China’s decades‑long campaign to restore forests and grasslands has altered the country’s water distribution in ways scientists are only beginning to grasp. Now, new research shows that large‑scale “regreening” projects have reactivated the water cycle, shifting rainfall and evaporation patterns across vast regions.
Between 2001 and 2020, vegetation changes reduced water availability in the eastern monsoon belt and the arid northwest — areas that together cover nearly three‑quarters of China’s landmass.
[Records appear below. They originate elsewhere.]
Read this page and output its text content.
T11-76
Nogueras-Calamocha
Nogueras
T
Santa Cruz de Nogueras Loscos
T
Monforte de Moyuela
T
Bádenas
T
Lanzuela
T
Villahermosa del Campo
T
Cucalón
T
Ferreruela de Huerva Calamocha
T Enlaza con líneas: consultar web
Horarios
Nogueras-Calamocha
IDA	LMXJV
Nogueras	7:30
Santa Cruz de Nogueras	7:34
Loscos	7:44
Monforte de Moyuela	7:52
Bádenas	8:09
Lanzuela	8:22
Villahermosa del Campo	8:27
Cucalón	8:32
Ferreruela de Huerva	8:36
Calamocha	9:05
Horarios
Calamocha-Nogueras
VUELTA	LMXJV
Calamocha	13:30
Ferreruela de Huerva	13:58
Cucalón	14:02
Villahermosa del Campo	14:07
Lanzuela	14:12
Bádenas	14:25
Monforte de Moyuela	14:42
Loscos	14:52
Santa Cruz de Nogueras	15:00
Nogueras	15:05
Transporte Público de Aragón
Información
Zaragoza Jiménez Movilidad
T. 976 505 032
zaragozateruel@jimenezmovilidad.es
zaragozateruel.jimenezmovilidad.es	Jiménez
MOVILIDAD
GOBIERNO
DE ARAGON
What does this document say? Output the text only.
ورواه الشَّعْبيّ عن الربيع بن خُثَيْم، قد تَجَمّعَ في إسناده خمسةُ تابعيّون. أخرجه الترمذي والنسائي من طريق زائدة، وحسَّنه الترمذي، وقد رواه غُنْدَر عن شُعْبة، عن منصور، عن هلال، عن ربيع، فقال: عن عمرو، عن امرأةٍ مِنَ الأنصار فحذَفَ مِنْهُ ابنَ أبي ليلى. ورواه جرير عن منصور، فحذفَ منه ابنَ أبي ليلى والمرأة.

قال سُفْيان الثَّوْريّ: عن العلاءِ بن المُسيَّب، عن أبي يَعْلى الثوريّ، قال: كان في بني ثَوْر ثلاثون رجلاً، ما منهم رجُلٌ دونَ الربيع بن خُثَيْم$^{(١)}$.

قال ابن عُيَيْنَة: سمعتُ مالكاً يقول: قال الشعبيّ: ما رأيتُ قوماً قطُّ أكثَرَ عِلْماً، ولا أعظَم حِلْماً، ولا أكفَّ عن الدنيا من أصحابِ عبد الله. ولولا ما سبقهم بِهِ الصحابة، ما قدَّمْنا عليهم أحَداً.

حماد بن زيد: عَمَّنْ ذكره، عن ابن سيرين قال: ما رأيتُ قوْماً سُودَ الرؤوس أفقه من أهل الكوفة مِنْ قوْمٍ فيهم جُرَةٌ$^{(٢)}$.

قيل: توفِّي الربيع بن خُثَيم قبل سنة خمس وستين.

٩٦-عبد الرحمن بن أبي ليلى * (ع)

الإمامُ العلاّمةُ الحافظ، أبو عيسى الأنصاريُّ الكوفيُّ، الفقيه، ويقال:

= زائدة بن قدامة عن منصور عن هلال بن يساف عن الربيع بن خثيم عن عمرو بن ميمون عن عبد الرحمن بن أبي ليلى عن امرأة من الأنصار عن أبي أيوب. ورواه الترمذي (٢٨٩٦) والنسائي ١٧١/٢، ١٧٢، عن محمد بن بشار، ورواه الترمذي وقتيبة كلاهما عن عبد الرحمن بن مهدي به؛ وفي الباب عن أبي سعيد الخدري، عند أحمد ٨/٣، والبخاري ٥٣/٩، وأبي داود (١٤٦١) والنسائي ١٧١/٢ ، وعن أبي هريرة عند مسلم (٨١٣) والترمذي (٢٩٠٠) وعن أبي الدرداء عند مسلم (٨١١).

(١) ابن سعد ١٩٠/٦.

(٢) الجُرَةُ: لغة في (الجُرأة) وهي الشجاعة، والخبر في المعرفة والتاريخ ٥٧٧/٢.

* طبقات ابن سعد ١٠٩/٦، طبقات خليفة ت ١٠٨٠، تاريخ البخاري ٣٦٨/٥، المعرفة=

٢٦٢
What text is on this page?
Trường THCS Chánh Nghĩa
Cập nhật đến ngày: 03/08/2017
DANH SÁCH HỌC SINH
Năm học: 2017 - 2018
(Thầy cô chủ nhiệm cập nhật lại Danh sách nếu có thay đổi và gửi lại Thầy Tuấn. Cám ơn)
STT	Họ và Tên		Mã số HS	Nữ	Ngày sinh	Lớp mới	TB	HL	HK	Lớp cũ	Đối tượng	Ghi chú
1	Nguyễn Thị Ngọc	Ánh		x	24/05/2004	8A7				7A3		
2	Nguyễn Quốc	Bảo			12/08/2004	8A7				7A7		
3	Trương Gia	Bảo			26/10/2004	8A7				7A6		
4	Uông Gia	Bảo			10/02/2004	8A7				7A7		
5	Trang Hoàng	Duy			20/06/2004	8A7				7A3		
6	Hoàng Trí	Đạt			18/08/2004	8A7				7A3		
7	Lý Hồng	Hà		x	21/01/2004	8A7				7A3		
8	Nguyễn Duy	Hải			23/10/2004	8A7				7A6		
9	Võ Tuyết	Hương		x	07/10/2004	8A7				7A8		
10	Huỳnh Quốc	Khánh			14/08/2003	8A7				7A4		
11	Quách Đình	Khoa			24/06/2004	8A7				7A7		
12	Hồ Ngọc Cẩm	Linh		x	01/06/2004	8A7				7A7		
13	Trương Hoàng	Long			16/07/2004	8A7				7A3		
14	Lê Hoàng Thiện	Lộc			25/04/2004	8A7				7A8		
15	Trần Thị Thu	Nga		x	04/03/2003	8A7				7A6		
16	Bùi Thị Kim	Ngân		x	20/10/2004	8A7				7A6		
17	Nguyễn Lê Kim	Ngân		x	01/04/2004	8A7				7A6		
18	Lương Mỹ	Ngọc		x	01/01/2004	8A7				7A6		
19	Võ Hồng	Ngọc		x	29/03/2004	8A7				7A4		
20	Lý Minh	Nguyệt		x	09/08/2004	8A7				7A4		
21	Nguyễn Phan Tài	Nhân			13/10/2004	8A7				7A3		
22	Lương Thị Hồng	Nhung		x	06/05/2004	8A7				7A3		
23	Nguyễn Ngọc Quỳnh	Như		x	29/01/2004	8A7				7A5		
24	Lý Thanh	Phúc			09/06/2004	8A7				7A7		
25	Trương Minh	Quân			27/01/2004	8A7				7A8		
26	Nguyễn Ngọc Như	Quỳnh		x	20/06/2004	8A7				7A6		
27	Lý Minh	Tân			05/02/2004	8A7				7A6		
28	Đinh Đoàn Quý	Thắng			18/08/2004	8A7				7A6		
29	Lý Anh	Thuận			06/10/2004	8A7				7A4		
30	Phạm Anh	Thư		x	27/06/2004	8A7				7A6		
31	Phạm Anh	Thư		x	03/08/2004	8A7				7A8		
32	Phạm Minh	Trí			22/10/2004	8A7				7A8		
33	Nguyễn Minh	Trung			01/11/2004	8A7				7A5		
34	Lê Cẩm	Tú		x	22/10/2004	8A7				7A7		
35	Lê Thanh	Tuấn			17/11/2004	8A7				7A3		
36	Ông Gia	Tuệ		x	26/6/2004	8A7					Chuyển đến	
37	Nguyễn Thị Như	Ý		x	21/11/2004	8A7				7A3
At the same time, water supplies increased across the Tibetan Plateau, according to findings published in Earth’s Future on October 4.
“We find that land cover changes redistribute water,” said study co‑author Arie Staal, assistant professor of ecosystem resilience at Utrecht University. “China has done massive‑scale regreening over the past decades. They have actively restored thriving ecosystems, specifically in the Loess Plateau. This has also reactivated the water cycle.”
Staal explained that forests and grasslands intensify evapotranspiration — the combined processes of evaporation and plant transpiration — which, in turn, influences rainfall. “Both grassland and forests generally tend to increase evapotranspiration,” he said. “This is especially strong in forests, as trees can have deep roots that access water in dry moments.”
China’s most ambitious project, the Great Green Wall, began in 1978 to halt the expansion of the desert in the north. Over five decades, forest cover has grown from about 10% of the country’s land in 1949 to more than 25% today — an area roughly the size of Algeria. Officials announced last year that vegetation now surrounds the nation’s largest desert, though planting will continue to keep desertification at bay.
Other initiatives launched in 1999 include the Grain for Green Program, which pays farmers to convert cropland into forest and grassland, and the Natural Forest Protection Program, which bans logging in primary forests while promoting afforestation. Together, these efforts account for a quarter of the global net increase in leaf area between 2000 and 2017.
The study found that evapotranspiration rose more than precipitation overall, meaning some water was lost to the atmosphere. Winds can carry that moisture thousands of kilometres, so rainfall often occurs far from where the water evaporated. “Even though the water cycle is more active, at local scales, more water is lost than before,” Staal said.
This redistribution has profound implications for water management. Northern China holds only 20% of the country’s water but supports nearly half the population and most of its farmland. The researchers warn that government measures may fall short if they fail to account for regreening’s impacts.
Staal added that similar restoration projects worldwide could be influencing water cycles elsewhere. “From a water resources point of view, we need to see on a case‑by‑case basis whether certain land cover changes are beneficial or not,” he said. “It depends, among other things, on how much and where the water that goes into the atmosphere comes down again as precipitation.”